Türk’lerden neden çok az sayıda bilim adamı çıkar?
Çıkanların da değerleri bilinmediği için başka ülkeler kapar götürürler.
Bilim insanları ilimle uğraşırlar..
İlim ise değer sıralamasında pek üst sıralarda yer almaz.
Üst sıralarda yer almaması için de "önemli" insanlar gerekli gayretkeşliği esirgemezler.
Başbakan, Nobel alan bilim insanı çıkaramadığımızı sorgular…
Oysa sorunun yanıtı çevresindedir, hatta yanıtın tam ortasında durmaktadır.
Çevresindekilere bakarsa ilim insanındaki kıtlığımızın nedeni anlaşılır.
İlim, akrabalar tarafından yağma edilemeyen, hırsızlar tarafından çalınamayan, başkalarıyla paylaşıldığında azalmayan, siyasiler tarafından sömürü aracı yapılamayan tek zenginliktir.
İlim insanı olmak kişiyi boğazda yalı sahibi yapmaz.
Yüz yıllarca üretimden kopmuş, savaş ganimetleri ile ayakta duran bir sistem bilim insanına değer vermez..
Önemlilerin değerlilerin önüne geçtiği, sıralamada üstüne çıktığı sistemin toplumumuzda günümüzde de geçerliliğini yitirmemesi göçebelik kokusunu üzerinden atamamış yerleşikliğin sonucudur.

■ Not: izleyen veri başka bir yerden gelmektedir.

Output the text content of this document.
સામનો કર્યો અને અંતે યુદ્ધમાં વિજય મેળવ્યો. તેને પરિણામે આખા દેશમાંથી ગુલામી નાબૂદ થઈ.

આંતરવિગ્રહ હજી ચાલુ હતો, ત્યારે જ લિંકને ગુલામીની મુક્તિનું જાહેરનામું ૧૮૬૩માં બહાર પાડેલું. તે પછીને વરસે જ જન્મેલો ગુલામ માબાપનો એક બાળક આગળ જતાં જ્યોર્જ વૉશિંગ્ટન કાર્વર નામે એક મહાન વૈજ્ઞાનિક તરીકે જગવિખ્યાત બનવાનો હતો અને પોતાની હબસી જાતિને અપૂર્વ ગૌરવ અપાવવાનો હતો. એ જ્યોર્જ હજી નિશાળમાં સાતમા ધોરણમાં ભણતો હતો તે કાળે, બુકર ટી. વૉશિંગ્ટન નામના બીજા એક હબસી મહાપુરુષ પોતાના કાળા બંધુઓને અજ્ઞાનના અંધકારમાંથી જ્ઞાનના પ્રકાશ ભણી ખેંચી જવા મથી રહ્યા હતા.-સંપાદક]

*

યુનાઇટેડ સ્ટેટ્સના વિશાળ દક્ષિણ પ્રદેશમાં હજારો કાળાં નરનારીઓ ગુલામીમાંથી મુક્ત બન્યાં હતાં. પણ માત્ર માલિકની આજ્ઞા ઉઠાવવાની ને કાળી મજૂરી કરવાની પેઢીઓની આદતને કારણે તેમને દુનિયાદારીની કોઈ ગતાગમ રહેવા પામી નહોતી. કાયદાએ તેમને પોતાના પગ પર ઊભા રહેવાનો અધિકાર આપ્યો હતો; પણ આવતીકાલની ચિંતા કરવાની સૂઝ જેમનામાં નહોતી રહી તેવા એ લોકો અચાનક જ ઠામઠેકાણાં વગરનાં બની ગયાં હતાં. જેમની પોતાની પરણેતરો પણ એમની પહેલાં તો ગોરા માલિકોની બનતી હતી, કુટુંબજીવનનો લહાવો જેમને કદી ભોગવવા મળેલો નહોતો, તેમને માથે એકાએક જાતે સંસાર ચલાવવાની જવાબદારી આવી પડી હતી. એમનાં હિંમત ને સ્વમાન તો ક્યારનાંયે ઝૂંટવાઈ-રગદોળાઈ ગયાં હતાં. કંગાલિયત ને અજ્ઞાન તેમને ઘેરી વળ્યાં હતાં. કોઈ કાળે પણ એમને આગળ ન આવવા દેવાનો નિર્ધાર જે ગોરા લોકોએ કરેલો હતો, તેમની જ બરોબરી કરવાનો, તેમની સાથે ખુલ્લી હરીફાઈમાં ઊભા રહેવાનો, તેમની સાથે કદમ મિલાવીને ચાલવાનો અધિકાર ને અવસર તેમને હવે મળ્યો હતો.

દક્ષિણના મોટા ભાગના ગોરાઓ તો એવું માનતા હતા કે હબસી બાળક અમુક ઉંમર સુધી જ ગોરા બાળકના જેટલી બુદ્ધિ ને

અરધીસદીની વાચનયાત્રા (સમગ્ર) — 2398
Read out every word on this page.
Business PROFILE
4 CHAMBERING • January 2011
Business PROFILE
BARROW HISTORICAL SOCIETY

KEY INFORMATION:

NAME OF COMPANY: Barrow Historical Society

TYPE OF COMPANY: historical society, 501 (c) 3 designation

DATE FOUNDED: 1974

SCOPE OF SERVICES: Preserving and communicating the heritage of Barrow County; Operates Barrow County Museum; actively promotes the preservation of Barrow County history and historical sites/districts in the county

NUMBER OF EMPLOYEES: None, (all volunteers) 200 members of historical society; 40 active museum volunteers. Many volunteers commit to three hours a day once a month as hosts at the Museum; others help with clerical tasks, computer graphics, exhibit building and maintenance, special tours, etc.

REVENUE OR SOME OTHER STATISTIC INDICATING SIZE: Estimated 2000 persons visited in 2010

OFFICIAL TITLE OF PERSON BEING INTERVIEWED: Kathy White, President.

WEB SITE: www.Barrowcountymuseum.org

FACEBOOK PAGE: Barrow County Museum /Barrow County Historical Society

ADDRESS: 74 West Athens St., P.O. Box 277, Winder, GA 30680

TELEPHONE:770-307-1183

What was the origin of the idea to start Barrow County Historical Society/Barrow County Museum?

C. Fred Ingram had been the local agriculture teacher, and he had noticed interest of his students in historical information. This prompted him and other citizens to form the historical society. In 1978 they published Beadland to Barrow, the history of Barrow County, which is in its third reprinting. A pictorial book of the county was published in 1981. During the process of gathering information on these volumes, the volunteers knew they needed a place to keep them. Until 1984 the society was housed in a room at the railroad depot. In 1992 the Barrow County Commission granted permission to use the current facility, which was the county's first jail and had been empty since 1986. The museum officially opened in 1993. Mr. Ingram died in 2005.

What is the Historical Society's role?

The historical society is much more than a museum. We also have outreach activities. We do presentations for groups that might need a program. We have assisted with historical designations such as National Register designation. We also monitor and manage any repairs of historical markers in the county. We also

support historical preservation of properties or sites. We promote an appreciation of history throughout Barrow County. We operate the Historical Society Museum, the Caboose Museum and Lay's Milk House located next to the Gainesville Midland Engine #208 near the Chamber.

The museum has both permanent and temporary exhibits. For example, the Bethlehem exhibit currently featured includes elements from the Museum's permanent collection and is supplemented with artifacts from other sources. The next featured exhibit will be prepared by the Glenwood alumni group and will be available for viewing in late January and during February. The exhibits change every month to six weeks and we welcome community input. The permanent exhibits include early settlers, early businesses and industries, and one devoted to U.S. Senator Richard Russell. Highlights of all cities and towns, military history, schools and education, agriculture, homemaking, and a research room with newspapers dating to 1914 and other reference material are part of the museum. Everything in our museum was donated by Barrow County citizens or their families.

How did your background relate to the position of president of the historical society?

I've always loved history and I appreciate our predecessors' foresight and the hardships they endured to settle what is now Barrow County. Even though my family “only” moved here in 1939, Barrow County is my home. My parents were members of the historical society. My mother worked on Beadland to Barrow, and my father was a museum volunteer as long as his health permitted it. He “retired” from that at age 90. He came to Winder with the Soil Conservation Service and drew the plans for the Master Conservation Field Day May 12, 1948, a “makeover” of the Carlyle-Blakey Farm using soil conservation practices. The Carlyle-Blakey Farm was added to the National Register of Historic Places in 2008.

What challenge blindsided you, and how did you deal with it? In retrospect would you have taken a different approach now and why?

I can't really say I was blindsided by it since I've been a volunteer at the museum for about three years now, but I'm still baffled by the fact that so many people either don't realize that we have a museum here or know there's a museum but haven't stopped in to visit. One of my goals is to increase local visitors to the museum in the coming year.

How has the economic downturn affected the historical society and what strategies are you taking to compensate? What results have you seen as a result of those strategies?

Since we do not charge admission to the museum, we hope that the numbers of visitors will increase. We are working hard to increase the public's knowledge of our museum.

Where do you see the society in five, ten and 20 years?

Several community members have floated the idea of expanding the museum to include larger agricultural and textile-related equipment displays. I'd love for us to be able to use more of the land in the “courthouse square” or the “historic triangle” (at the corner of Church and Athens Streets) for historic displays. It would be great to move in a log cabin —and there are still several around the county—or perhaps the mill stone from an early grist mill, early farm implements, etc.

Bu sonuç, bilim yuvası ve kaynağı olması gereken üniversiteleri siyasetin merkezine oturtmuştur.
12 Eylül felaketinin sorumluları üniversiteleri YÖK'e bağlayarak yeni bir "TEKEL" yarattılar.
Her şeyi bildiklerini sanan darbeciler, bir gün o "tekel"in başkalarının eline geçebileceğini hesaplayamadılar.
Hesaplamaları da düşünülemezdi.
Bu hesabı kaldıracak beyin kapasiteleri bulunsaydı, ülkeyi kurtarmak için darbe yapmak tuhaflığına saplanmazlardı.
Bunlar öldüklerinde kafataslarının içine bakılsaydı, beyin yerine kocaman bir et parçası görülme olasılığı oldukça yüksekti.
YÖK'ün Türkiye üniversitelerini kaç yıl gerilere taşıdığını tarih yazacaktır.
Fakat yazılmış tarihin bilim yuvası olma özelliği törpülenmiş üniversitelere yararı olmayacağından, harcanan kuşaklar" vah vahlar" arasında "meçhuller” kervanına katılacaktır.
"Meçhul asker" anıtı var ama "meçhul öğrenci " anıtını ilk yapan ülke özelliğini bileğimizin hakkıyla alabileceğiz.
Buna birde “meçhul bilim adamı” anıtı da eklenebilir.
75 milyonluk ülkede çocuğunun bilim insanı olmasını isteyecek kaç aile çıkar?
Toplumumuzun bilime karşı tutumu, parayı "onur"un önüne koymuştur
Onur da bilim gibi yağmalanamayan, çalınamayan, paylaşıldığında azalmayan bir değerdir.
Erken köşe dönmeciliğin yaygın hayat görüşü sayıldığı bir ülkede kim takar bilim insanını, kim takar onuru.
Bir zamanlar mecliste plan tartışılırken bazı milletvekilleri:
- Bize plan değil pilav gerekli demişlerdi.
Aradan çok yıllar geçti.
Dünya değişti, biz ise değiştiğimizi sandık.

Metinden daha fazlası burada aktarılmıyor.